Pekka Paalanen ppaalanen at gmail.com
Mon May 7 00:56:19 PDT 2012


On Sun, 6 May 2012 15:30:19 -0500
Gregory Merchan <gregory.merchan at gmail.com> wrote:

> Hi,
> 
> I looking for a migration guide from X11 to Wayland. Most of my Google
> search results are real estate listings for properties with windows in
> Wayland, MA.
> 
> I have just a few things I hope someone will help me with:
> 
> 1. The X property mechanism was generic, so we could have ICCCM, MWM,
> EWMH, etc. properties without changing the X server. Will Wayland also
> have such a generic mechanism?

I have not heard of any plans for such generic mechanism, nor do I
think it is useful.

The window manager is the compositor and the server. No client can see
any other client via the Wayland protocol. So if you did have a
mechanism to set generic properties on surfaces or other Wayland
protocol objects, there would be nothing that could use them.

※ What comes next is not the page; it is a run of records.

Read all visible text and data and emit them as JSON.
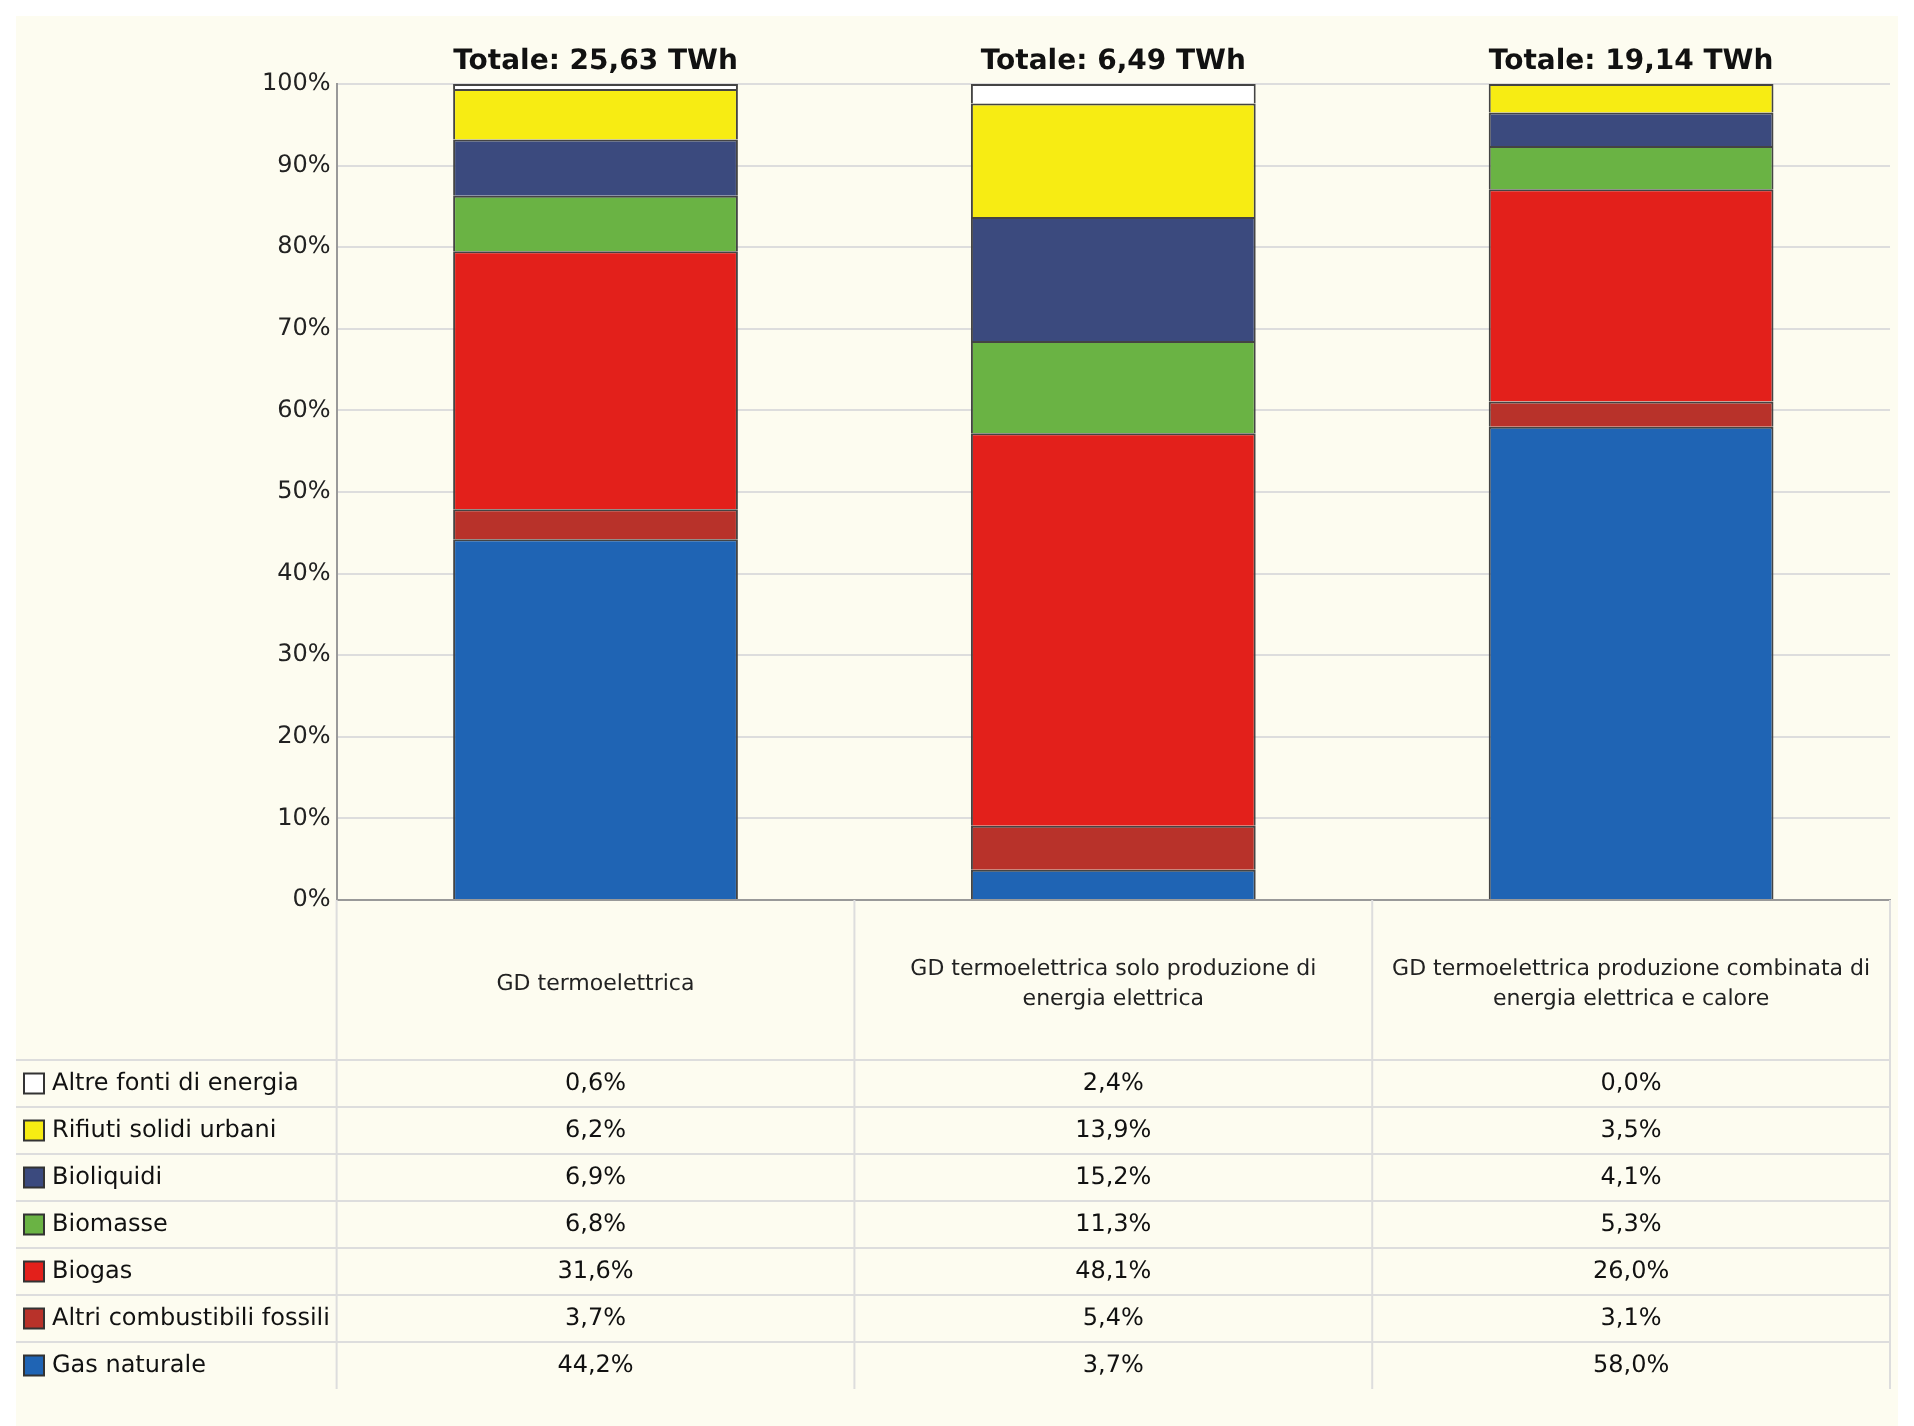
{
  "chart_data": {
    "type": "bar",
    "stacked": true,
    "categories": [
      "GD termoelettrica",
      "GD termoelettrica solo produzione di energia elettrica",
      "GD termoelettrica produzione combinata di energia elettrica e calore"
    ],
    "series": [
      {
        "name": "Gas naturale",
        "color": "#1f64b4",
        "values": [
          44.2,
          3.7,
          58.0
        ],
        "value_labels": [
          "44,2%",
          "3,7%",
          "58,0%"
        ]
      },
      {
        "name": "Altri combustibili fossili",
        "color": "#b8322a",
        "values": [
          3.7,
          5.4,
          3.1
        ],
        "value_labels": [
          "3,7%",
          "5,4%",
          "3,1%"
        ]
      },
      {
        "name": "Biogas",
        "color": "#e3201b",
        "values": [
          31.6,
          48.1,
          26.0
        ],
        "value_labels": [
          "31,6%",
          "48,1%",
          "26,0%"
        ]
      },
      {
        "name": "Biomasse",
        "color": "#6ab344",
        "values": [
          6.8,
          11.3,
          5.3
        ],
        "value_labels": [
          "6,8%",
          "11,3%",
          "5,3%"
        ]
      },
      {
        "name": "Bioliquidi",
        "color": "#3b4a7e",
        "values": [
          6.9,
          15.2,
          4.1
        ],
        "value_labels": [
          "6,9%",
          "15,2%",
          "4,1%"
        ]
      },
      {
        "name": "Rifiuti solidi urbani",
        "color": "#f7ec13",
        "values": [
          6.2,
          13.9,
          3.5
        ],
        "value_labels": [
          "6,2%",
          "13,9%",
          "3,5%"
        ]
      },
      {
        "name": "Altre fonti di energia",
        "color": "#ffffff",
        "values": [
          0.6,
          2.4,
          0.0
        ],
        "value_labels": [
          "0,6%",
          "2,4%",
          "0,0%"
        ]
      }
    ],
    "annotations": [
      {
        "text": "Totale: 25,63 TWh",
        "x": "GD termoelettrica",
        "y": 100
      },
      {
        "text": "Totale: 6,49 TWh",
        "x": "GD termoelettrica solo produzione di energia elettrica",
        "y": 100
      },
      {
        "text": "Totale: 19,14 TWh",
        "x": "GD termoelettrica produzione combinata di energia elettrica e calore",
        "y": 100
      }
    ],
    "ylim": [
      0,
      100
    ],
    "yticks": [
      {
        "value": 0,
        "label": "0%"
      },
      {
        "value": 10,
        "label": "10%"
      },
      {
        "value": 20,
        "label": "20%"
      },
      {
        "value": 30,
        "label": "30%"
      },
      {
        "value": 40,
        "label": "40%"
      },
      {
        "value": 50,
        "label": "50%"
      },
      {
        "value": 60,
        "label": "60%"
      },
      {
        "value": 70,
        "label": "70%"
      },
      {
        "value": 80,
        "label": "80%"
      },
      {
        "value": 90,
        "label": "90%"
      },
      {
        "value": 100,
        "label": "100%"
      }
    ],
    "grid": "y",
    "legend": "bottom left",
    "data_labels": true
  }
}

Well, except the server. But for the server to use them, it has to be
programmed to support them. And if it has to be programmed, you could
as well just define a Wayland protocol extension and forget about
generic properties in the base protocol. The benefit of this is, that
there is a standard way in the protocol to advertise the support for
extensions. The client will know, if a "property" is honoured or
ignored. As extensions are protocol, they are described in XML with
strict types, and the wayland library will handle and check the details
for you. It will also automatically provide an API to the clients,
where you use specific Wayland protocol objects instead of arbitrary
strings or numbers.

Granted, it will add a bit of code to the client for checking if an
extension is available before using it.

> 2. Was the work requested in this message ever done?
> http://lists.freedesktop.org/archives/wayland-devel/2010-November/000270.html
> . (I could work on this maybe later this month, if it's not done.)

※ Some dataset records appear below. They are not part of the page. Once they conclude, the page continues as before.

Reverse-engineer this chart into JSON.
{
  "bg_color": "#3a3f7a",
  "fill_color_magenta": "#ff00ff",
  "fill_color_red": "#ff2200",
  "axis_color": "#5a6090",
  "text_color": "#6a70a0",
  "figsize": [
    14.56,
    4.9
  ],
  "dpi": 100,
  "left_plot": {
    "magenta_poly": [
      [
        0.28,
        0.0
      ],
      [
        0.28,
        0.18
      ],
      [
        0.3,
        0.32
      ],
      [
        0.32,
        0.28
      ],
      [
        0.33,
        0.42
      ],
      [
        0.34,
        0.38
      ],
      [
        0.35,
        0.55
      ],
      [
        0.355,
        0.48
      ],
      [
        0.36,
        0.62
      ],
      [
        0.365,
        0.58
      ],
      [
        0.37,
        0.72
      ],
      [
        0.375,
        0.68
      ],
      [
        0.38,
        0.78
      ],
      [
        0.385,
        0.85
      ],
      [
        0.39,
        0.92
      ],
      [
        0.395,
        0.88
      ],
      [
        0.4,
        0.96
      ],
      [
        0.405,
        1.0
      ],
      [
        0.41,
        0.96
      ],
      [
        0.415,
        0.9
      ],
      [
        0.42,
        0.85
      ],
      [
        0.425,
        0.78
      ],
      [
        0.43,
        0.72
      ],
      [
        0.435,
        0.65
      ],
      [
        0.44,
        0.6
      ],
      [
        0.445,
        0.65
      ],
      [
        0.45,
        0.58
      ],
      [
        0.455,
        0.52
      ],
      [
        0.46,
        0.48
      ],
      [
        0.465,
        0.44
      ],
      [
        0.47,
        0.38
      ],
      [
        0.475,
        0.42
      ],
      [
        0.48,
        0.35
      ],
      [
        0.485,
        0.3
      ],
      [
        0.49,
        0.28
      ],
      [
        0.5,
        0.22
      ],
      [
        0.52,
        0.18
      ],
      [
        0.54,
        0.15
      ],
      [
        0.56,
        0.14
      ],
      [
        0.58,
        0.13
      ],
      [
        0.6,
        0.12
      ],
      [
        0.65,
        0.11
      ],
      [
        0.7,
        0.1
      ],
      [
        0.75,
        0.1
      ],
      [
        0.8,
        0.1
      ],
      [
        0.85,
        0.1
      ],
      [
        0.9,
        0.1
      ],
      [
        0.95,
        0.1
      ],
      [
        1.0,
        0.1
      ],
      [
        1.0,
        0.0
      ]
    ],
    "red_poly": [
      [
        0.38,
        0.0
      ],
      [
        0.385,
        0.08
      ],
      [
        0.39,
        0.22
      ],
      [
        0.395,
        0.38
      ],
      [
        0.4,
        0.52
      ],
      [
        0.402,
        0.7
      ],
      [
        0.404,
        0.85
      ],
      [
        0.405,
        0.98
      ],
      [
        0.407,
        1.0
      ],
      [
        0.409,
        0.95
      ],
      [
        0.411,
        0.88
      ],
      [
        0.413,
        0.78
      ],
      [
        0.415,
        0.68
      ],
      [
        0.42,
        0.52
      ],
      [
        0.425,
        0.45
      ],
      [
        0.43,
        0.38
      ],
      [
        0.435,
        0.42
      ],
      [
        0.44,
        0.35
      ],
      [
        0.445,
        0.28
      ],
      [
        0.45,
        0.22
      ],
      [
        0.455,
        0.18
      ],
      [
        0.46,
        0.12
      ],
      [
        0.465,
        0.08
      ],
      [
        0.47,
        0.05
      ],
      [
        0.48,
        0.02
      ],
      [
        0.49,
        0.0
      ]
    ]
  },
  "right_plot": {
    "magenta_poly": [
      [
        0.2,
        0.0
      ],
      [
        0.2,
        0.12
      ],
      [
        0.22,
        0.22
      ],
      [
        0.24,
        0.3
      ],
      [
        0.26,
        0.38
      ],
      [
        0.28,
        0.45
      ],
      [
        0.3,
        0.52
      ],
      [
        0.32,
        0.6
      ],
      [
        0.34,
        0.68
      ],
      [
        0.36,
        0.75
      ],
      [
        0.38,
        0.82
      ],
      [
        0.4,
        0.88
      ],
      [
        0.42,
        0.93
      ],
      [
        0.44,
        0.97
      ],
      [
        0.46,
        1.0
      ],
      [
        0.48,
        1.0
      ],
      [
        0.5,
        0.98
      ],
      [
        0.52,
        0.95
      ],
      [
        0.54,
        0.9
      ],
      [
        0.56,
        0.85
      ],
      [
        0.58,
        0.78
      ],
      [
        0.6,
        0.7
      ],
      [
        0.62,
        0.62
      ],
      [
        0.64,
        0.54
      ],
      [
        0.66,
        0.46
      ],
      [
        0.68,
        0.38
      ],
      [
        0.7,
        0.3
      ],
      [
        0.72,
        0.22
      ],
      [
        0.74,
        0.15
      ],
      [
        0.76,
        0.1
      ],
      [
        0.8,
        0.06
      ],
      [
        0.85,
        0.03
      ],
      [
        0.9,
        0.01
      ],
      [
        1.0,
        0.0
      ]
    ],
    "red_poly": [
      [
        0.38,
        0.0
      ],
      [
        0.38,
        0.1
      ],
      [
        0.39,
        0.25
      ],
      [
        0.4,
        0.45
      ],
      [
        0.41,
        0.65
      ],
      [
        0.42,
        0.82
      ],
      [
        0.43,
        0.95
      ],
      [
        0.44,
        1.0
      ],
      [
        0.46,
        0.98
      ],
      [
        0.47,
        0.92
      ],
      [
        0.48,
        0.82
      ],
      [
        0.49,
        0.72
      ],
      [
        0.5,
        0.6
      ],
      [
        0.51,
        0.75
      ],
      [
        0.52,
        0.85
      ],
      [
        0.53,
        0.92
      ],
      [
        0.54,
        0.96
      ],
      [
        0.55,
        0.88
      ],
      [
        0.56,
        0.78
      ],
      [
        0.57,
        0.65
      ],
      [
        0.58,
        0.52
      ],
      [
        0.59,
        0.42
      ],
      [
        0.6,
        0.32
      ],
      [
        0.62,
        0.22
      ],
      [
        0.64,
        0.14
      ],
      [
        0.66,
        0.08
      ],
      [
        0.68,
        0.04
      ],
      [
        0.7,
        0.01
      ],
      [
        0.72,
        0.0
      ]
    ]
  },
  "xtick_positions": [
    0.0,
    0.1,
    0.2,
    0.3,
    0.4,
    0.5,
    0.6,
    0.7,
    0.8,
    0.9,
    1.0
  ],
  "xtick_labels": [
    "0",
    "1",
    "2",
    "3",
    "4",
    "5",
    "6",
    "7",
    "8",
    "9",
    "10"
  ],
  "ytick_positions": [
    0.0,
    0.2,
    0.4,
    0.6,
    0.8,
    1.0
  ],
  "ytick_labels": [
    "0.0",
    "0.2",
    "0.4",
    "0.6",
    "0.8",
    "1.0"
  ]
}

They did have a meeting going over EWMH etc. and picking useful things
for TODO. I can't point to any specifics writings, though.

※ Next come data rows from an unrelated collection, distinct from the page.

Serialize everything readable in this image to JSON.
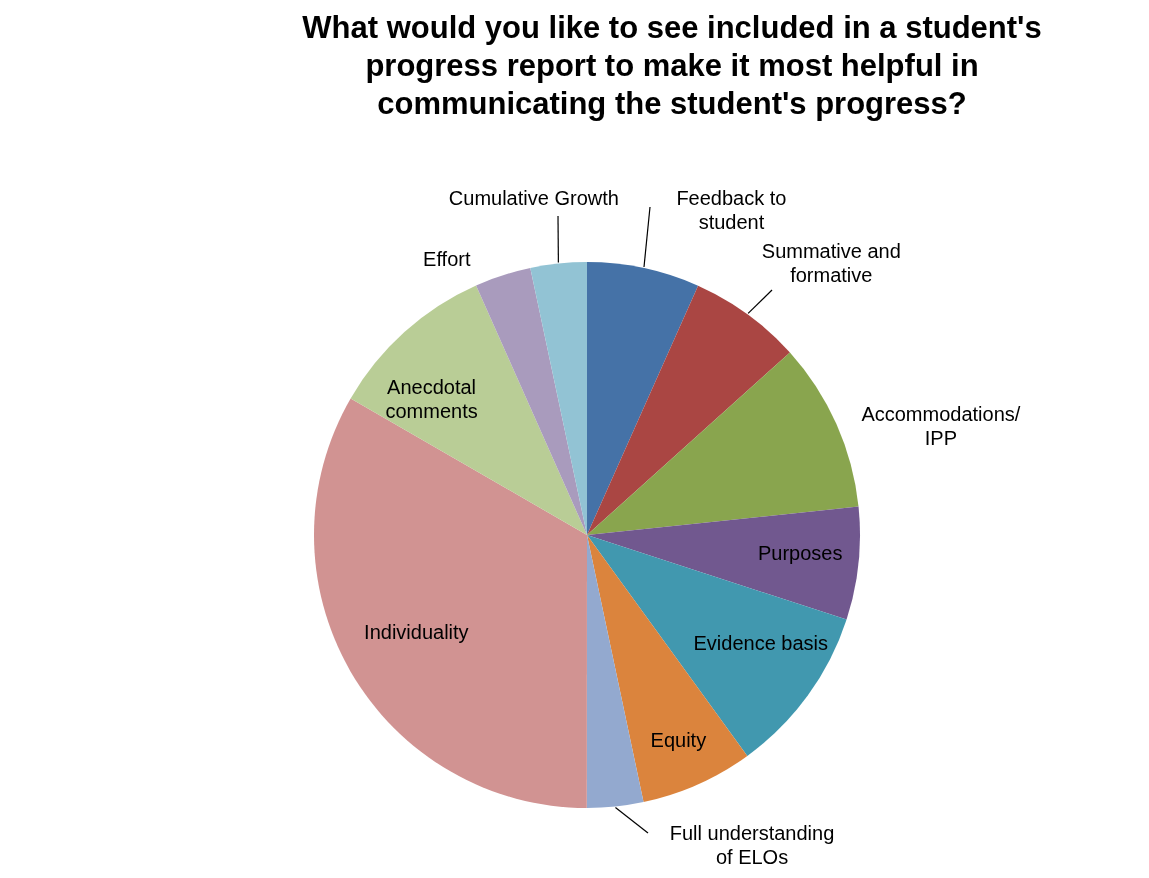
{
  "chart_data": {
    "type": "pie",
    "title": "What would you like to see included in a student's progress report to make it most helpful in communicating the student's progress?",
    "categories": [
      "Feedback to student",
      "Summative and formative",
      "Accommodations/ IPP",
      "Purposes",
      "Evidence basis",
      "Equity",
      "Full understanding of ELOs",
      "Individuality",
      "Anecdotal comments",
      "Effort",
      "Cumulative Growth"
    ],
    "values": [
      6.67,
      6.67,
      10,
      6.67,
      10,
      6.67,
      3.33,
      33.33,
      10,
      3.33,
      3.33
    ],
    "colors": [
      "#4572a7",
      "#aa4643",
      "#89a54e",
      "#71588f",
      "#4198af",
      "#db843d",
      "#93a9cf",
      "#d19392",
      "#b9cd96",
      "#a99bbd",
      "#92c3d4"
    ]
  }
}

Some of it is done, but definitely not all that a modern desktop needs.

> 3. X11 famously abided by the rule of determining "mechanism, not
> policy". Is there a similar rule for Wayland?

I guess sort of. The Wayland core protocol is meant to be kept very
simple and likely also policy-free.

However, like Alex Wu said, the server is also the window manager,
which necessitates some protocol with policy. But that protocol will be
extensions, most notably shell extensions. We also do not want to
enable the kind of fighting that is possible in X, when the X server,
window manager, and clients disagree on something.

> 4. I'm concerned about the implications of this message:
> http://lists.freedesktop.org/archives/wayland-devel/2012-January/001845.html
> . It looks like policy was being written into Wayland, but maybe that
> discussion was about Weston?

Yes, that discussion is about Weston, and specifically desktop-shell.
None of that applies to Wayland core protocol.

Weston has shell plugins. A shell plugin is basically a window manager,
implementing all the window management policy and protocol. It is a
plugin, because it has to be part of the server.

The desktop-shell plugin is a window manager for desktops. There is
also a tablet-shell plugin, but it would need more love. The
desktop-shell plugin is accompanied with the desktop-shell client,
which in a separate process is resposible for GUI elements, like
backgrounds and panels.

The Wayland protocol extension specific to desktop-shell is wl_shell.
The name is misleading nowadays, since it is not really part of the
core protocol. Any client will use wl_shell for window management
related requests.

There is also a desktop-shell protocol in desktop-shell.xml, but that
is a private extension reserved for the desktop-shell client
specifically.

Weston and its plugins are just a reference implementation. There are
also other server implementations out there.